I was asked to talk to a research ethics seminar about the Diederik Stapel fraud case. I pulled together a few links to circulate to the class, but I thought I’d put up a blog post and see if anyone has any other suggestions. I am especially interested in commentary and recommendations (rather than straight news coverage).

Here is what I have so far:

Jennifer Crocker ponders the slippery slope from corner-cutting to outright fraud (see also this short version)

Jelte Wicherts proposes that mandatory data sharing could prevent fraud. (And see his empirical study of data-sharing and research quality.)

Brent Roberts offers a long list of problematic practices in psychology, including undervaluing replication (see my thoughts on replication here), selective reporting, HARKing, and more.

Interviews with various psychologists (esp. Eric-Jan Wagenmakers) about problems with NHST and valuing surprising/counterintuitive findings

Andrew Gelman compares Stapel to other cheaters

Yours truly on whether our top journals have incoherent missions that produce perverse incentives.

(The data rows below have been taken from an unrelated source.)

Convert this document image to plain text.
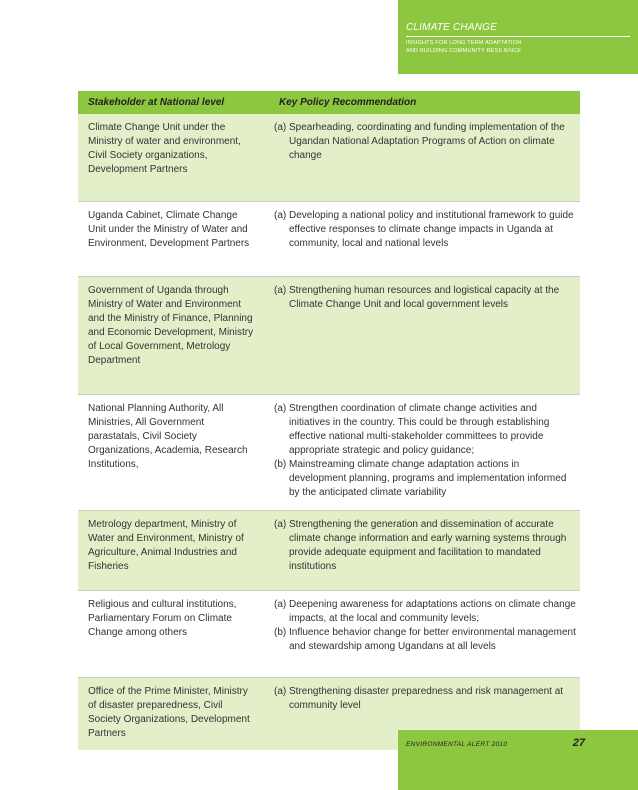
CLIMATE CHANGE
INSIGHTS FOR LONG TERM ADAPTATION
AND BUILDING COMMUNITY RESILIENCE
Stakeholder at National level	Key Policy Recommendation
Climate Change Unit under the Ministry of water and environment, Civil Society organizations, Development Partners
(a) Spearheading, coordinating and funding implementation of the Ugandan National Adaptation Programs of Action on climate change
Uganda Cabinet, Climate Change Unit under the Ministry of Water and Environment, Development Partners
(a) Developing a national policy and institutional framework to guide effective responses to climate change impacts in Uganda at community, local and national levels
Government of Uganda through Ministry of Water and Environment and the Ministry of Finance, Planning and Economic Development, Ministry of Local Government, Metrology Department
(a) Strengthening human resources and logistical capacity at the Climate Change Unit and local government levels
National Planning Authority, All Ministries, All Government parastatals, Civil Society Organizations, Academia, Research Institutions,
(a) Strengthen coordination of climate change activities and initiatives in the country. This could be through establishing effective national multi-stakeholder committees to provide appropriate strategic and policy guidance;
(b) Mainstreaming climate change adaptation actions in development planning, programs and implementation informed by the anticipated climate variability
Metrology department, Ministry of Water and Environment, Ministry of Agriculture, Animal Industries and Fisheries
(a) Strengthening the generation and dissemination of accurate climate change information and early warning systems through provide adequate equipment and facilitation to mandated institutions
Religious and cultural institutions, Parliamentary Forum on Climate Change among others
(a) Deepening awareness for adaptations actions on climate change impacts, at the local and community levels;
(b) Influence behavior change for better environmental management and stewardship among Ugandans at all levels
Office of the Prime Minister, Ministry of disaster preparedness, Civil Society Organizations, Development Partners
(a) Strengthening disaster preparedness and risk management at community level
ENVIRONMENTAL ALERT 2010	27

Maybe this is all because psychology isn’t a real science. Benedict Carey of the New York Times, editorializing in a news story, suggests that psychology badly needs an overhaul. Hank Carey of Science 2.0 thinks social psychology is too fuzzy. Andrew Ferguson of the Weekly Standard detects a tendency of journalists and psychologists to like gimmicky-but-meaningless findings, which he calls The Chump Effect.

Did the liberal / progressive message of Stapel’s work help it escape scrutiny? Retraction Watch suggests the possibility; Rush Limbaugh has no doubt.

What other commentary and recommendations are floating around?

Update 8/15/2012: Add this commentary by Jenny Crocker and Lynne Cooper to the list: Crocker, J., & Cooper, M.L. (2011). Addressing scientific fraud.  Science, 334, 1182.